Making Yin’s laksa is a laborious process, from the blitzing, frying and 24-hour resting of the spice paste (“we make it ourselves; we don’t buy it in so there are no economies of scale”); the broth, the blanching of noodles, the vegetables, peeling the Burford Brown eggs and more. Short cuts are unthinkable. “We don’t just cut the tofu puffs in half and chuck it in the laksa; we pre-soak them so they are amazingly tasty before they even reach the customers. Again, that’s another process.”

I want our laksa to be something you can afford to enjoy on a weekly basis.

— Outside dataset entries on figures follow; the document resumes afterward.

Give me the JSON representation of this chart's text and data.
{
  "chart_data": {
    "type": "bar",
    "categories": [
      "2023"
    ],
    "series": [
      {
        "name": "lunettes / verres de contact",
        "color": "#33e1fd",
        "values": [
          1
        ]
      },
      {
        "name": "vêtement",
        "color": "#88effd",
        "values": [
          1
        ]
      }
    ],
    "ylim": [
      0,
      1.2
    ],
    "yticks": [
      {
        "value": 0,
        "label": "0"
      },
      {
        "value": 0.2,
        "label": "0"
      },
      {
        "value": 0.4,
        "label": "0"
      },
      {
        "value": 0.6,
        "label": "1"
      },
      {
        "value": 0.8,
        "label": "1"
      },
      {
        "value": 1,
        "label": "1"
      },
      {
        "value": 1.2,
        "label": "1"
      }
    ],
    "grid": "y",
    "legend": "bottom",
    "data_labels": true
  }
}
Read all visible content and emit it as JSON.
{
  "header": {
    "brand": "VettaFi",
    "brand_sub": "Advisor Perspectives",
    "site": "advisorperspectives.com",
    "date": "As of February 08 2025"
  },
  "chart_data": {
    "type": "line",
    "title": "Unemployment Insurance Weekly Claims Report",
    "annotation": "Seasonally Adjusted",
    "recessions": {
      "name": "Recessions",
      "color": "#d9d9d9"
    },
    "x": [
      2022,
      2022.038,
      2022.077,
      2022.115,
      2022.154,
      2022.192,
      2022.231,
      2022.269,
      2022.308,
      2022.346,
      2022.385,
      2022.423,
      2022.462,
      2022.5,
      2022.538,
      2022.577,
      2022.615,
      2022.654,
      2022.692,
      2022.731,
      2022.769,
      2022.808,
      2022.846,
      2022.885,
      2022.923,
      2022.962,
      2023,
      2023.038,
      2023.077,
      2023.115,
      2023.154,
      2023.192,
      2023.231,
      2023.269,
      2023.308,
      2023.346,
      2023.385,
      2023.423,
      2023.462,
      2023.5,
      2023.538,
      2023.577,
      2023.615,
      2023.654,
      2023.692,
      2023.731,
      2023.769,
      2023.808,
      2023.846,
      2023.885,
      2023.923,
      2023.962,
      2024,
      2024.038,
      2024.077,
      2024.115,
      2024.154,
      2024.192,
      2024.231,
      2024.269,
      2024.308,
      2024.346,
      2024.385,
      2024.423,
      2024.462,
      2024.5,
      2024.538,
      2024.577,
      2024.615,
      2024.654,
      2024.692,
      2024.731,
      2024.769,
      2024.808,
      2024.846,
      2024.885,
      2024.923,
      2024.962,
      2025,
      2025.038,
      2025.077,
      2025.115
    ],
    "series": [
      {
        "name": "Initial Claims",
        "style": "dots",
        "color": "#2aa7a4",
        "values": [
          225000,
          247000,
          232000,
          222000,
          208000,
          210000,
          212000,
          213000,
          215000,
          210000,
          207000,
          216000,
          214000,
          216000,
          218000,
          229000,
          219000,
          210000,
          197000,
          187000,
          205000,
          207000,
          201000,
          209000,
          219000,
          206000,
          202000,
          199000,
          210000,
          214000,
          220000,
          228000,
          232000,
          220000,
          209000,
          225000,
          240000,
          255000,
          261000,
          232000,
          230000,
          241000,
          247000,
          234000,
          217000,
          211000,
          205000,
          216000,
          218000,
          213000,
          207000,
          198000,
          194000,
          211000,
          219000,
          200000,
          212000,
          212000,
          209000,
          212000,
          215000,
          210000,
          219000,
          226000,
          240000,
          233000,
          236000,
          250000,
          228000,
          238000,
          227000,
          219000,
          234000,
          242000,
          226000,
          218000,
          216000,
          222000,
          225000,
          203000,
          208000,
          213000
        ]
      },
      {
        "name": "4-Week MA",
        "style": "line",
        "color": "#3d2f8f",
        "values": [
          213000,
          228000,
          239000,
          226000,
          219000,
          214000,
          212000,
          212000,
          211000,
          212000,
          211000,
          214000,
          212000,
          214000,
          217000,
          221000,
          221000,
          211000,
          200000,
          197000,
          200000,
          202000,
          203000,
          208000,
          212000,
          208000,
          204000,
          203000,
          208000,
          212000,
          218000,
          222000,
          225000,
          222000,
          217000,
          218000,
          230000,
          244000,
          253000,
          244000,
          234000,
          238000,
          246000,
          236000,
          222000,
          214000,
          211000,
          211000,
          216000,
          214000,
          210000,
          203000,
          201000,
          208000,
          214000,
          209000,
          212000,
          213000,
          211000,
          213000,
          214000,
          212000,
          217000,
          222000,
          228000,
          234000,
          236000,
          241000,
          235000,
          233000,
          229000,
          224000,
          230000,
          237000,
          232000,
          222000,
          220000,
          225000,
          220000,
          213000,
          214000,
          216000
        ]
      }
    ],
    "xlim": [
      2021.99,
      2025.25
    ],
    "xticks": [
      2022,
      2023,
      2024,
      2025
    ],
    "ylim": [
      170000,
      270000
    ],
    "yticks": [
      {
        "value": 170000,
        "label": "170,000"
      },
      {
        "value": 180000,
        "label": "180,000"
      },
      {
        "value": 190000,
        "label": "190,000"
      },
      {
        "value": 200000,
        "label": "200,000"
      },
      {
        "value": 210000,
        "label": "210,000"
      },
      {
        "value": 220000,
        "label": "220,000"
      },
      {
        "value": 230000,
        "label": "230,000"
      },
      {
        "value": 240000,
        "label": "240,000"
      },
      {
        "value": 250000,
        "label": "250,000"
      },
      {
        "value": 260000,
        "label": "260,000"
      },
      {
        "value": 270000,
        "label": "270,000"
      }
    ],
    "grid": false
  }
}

The economic situation has seen them make some change to the menu. Yin used to add 20 percent to delivery prices to cover costs but has now dropped them to match eat-in prices. “I know everyone is struggling financially. I want our laksa to be something you can afford to enjoy on a weekly basis”. She’s also, having previously offered only a “default hot” broth, introduced an-inverted-commas “mild” laksa broth. “We used to give coconut milk away for free for people who couldn’t take the heat of the laksa but we did an analysis of how much the coconut milk was costing and we were giving away pounds’ [worth] per person.”

You can tot up costs on a spreadsheet, but you can’t quantify the love in the food. “For me, it’s been a very personal journey. This laksa is not something you might traditionally find everywhere in Malaysia but it’s something that comes from my father’s hometown and is a combination of the Kuala Lumpur curry laksa and the Penang assam laksa. “This is my heart on a plate.”